According to Reuters, global freight rates continued to decline in the first two months of 2023 as manufacturers and distributors struggled to reduce inventories and cope with rising interest rates. Meanwhile, consumers are tending to be more cautious in shopping.
Container traffic in the first two months of the year decreased compared to the same period last year, indicating that the inventory liquidation cycle is not over yet.
Singapore’s seaborne container shipments fell in February, down 6% year-on-year, and at the same time, this was one of the sharpest declines since the first wave of the disease.
Japan’s air cargo through Narita Airport, fell 33% in January after falling 24% year-on-year in December.
Cargo handling at London’s Heathrow Airport in January fell about 6% year-on-year after falling 11% in December.
In response to this development, freight rates fell to their lowest levels since the first wave of the pandemic, peaking in April and May 2020, as volumes fell and excess capacity emerged.
Shipping rates from China to the US West Coast by sea in March were about $1,000/FEU (a unit of measurement for the cargo capacity of a 40-foot container), down sharply from $16,000/FEU in the US. here a year.
Freight rates from China to Northern Europe have fallen below $1,400 per FEU from nearly $14,000 a year ago, based on the Freightos Baltic Exchange index.
Most of the shipping containers are moved inland by road or rail, so the number of containers transferred has also decreased sharply.
In the US, the number of shipping containers on major rail lines in the first 10 weeks of 2023 fell 9% compared with the same period in 2022.
Drewry’s composite world container index as of March 23 was $1,757/FEU, down sharply from $8,832/FEU over the same period last year.
The drop in freight is due to the level of people’s spending is tightened due to economic difficulties.
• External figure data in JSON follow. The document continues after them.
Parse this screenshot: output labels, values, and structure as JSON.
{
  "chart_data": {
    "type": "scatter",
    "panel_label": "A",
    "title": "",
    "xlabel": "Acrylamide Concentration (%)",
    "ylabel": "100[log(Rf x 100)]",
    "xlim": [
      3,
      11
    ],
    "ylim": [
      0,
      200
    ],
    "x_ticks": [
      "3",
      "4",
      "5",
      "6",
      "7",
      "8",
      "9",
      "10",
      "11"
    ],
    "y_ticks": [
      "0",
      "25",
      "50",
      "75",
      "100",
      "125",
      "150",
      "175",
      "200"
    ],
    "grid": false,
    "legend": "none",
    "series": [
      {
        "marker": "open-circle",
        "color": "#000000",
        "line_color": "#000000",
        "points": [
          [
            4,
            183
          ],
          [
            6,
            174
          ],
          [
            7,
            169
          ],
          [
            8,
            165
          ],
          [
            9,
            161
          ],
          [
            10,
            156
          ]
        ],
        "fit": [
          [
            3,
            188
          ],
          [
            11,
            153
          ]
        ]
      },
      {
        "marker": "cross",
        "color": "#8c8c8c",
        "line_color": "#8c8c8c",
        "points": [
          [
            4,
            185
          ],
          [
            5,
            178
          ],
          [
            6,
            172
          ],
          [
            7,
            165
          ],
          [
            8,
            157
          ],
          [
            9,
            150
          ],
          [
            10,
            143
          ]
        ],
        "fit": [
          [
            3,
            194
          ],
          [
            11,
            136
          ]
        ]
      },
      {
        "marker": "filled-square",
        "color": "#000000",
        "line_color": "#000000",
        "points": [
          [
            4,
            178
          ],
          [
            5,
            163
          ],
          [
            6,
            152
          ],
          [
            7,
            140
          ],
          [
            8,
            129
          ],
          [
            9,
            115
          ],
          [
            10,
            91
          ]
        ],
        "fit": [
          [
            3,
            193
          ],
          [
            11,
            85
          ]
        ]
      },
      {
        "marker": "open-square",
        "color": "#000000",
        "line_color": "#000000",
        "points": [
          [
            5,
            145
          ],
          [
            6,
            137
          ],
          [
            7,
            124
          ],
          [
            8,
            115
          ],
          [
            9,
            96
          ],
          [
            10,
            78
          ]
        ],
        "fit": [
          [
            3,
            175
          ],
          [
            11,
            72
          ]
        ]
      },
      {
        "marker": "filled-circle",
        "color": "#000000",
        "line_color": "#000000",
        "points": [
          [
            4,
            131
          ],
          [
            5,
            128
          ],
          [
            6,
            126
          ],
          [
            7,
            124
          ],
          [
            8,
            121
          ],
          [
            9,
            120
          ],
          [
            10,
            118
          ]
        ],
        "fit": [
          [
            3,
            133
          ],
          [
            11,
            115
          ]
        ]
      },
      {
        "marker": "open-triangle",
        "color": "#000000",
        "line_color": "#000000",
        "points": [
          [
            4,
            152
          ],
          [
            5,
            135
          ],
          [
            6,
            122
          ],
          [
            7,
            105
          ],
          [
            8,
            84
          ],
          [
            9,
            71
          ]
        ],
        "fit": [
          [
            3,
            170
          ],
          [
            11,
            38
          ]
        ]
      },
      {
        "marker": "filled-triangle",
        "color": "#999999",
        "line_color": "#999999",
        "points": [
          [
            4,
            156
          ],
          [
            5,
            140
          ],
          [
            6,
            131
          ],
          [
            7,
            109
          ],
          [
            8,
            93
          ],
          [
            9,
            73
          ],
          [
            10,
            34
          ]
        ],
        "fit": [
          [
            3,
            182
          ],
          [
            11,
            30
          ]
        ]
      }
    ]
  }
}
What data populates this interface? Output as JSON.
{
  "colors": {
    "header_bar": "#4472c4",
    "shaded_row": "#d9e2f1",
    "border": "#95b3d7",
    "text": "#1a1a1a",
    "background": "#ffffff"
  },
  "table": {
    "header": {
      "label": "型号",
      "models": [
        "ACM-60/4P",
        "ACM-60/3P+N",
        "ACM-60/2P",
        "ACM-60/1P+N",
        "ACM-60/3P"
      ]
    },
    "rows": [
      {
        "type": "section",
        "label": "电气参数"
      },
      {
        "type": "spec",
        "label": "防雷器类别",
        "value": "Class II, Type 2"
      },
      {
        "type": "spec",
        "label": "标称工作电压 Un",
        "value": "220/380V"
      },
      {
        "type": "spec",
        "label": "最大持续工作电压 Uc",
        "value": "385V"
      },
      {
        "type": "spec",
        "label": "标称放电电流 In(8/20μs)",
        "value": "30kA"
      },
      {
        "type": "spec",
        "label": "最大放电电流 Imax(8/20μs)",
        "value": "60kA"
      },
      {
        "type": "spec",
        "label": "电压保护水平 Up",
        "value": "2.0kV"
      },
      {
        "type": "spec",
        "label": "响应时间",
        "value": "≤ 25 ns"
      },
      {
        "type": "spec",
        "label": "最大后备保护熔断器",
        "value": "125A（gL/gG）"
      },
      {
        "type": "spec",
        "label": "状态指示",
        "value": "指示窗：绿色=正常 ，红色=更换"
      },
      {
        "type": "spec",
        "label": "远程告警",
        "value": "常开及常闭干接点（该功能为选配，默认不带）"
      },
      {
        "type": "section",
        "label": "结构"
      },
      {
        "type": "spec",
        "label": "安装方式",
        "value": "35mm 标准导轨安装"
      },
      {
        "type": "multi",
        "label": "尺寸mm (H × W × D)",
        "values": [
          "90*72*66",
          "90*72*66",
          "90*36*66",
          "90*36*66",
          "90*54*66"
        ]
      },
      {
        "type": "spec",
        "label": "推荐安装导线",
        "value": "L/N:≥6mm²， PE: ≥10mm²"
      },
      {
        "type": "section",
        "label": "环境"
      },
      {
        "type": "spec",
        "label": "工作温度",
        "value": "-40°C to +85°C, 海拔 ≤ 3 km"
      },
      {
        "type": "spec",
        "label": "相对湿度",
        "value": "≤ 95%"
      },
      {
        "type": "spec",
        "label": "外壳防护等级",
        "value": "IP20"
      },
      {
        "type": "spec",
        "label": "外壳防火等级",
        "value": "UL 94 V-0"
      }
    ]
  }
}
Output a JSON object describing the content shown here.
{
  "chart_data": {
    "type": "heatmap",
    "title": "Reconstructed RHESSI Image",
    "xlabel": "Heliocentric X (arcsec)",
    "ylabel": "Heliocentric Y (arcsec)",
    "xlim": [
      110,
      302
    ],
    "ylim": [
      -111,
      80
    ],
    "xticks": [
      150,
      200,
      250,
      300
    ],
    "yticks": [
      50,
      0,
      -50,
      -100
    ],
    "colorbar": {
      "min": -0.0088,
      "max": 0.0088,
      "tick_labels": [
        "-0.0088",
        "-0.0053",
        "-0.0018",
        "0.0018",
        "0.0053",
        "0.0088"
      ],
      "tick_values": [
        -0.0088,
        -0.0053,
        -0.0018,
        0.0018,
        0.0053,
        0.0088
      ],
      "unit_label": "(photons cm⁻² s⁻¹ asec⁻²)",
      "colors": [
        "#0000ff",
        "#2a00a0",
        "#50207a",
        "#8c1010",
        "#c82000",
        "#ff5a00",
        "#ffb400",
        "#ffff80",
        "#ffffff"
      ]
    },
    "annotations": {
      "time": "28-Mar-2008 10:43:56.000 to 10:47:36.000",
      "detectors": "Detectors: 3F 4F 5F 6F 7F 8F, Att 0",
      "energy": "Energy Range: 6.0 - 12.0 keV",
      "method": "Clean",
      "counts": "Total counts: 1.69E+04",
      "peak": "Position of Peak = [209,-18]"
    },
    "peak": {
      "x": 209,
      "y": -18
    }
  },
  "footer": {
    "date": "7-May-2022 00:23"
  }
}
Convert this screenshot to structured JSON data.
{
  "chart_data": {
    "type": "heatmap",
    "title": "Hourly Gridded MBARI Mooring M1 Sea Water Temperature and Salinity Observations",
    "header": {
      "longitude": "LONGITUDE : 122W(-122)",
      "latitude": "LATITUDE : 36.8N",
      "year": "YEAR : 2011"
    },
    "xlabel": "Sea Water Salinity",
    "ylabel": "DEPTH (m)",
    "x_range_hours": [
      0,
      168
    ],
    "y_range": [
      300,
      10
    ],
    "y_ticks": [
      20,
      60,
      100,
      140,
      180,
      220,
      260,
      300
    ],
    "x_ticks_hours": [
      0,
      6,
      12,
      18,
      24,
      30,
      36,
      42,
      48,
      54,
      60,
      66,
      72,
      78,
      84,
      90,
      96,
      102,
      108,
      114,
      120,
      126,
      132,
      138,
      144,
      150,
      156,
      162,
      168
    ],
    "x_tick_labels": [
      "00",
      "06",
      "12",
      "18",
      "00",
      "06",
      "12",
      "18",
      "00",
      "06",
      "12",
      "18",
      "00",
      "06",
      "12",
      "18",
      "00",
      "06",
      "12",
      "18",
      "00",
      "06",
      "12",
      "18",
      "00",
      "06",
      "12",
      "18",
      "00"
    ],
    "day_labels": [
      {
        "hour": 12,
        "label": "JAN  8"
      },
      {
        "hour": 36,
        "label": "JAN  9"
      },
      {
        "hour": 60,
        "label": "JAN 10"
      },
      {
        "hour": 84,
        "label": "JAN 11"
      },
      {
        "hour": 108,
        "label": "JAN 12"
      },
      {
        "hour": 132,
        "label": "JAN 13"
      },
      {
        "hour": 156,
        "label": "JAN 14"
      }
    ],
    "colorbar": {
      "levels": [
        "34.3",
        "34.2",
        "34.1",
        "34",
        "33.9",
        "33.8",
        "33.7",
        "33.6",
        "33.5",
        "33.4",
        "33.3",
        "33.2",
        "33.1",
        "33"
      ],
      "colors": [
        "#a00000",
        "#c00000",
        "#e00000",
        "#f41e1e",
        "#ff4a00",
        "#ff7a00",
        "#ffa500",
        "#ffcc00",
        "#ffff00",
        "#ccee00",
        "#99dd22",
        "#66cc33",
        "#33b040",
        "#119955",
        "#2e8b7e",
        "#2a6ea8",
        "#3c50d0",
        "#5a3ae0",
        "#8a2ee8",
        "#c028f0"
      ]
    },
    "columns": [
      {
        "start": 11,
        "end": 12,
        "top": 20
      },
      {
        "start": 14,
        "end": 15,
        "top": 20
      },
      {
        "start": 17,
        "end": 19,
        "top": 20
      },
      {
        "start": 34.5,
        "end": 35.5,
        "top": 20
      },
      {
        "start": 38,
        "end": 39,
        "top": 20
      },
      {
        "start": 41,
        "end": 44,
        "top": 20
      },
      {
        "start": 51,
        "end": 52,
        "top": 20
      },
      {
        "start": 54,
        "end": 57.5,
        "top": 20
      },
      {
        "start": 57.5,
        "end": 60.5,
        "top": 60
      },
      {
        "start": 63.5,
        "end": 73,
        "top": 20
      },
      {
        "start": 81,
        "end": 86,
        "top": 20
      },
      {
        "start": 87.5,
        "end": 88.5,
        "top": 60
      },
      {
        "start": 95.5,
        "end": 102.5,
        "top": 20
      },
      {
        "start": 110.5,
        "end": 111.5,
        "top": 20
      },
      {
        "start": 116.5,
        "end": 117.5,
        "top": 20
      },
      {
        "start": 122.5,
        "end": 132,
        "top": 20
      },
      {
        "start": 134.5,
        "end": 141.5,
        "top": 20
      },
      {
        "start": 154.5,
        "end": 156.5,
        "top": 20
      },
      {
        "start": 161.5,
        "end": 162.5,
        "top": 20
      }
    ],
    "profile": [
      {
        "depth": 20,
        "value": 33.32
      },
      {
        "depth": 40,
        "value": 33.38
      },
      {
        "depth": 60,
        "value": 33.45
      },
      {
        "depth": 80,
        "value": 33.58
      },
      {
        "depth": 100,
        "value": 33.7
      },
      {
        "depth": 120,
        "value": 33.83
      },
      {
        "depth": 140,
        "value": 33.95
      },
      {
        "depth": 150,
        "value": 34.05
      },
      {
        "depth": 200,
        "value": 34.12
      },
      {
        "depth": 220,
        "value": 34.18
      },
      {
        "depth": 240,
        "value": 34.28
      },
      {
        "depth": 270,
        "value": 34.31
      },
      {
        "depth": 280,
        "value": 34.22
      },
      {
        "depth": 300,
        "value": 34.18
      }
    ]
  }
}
This is contrary to the expectation of many businesses about the recovery after the pandemic, the level of consumption of goods and services will increase.
That reversal caught manufacturers and retailers by surprise because they had previously stockpiled large amounts of inventory to prepare for a post-pandemic recovery, but are now unable to consume.
Recently, inflationary Persistent, rising interest rates and a dark economic outlook have begun to affect sales of expensive, interest-sensitive items such as vehicles, computers, and housing-related products.
Since early March, the banking crisis in North America and Europe is likely to tighten credit conditions and deepen short-term declines.
Delaying consumer durables purchases is one of the easiest ways for businesses and households to reduce spending and save cash.
As a result, it seems likely that inventory liquidation and cautious buyer behavior will continue to affect freight activity through at least the second quarter.
After that, the freight recovery depends on the US, Europe and other major economies averting a full-blown recession.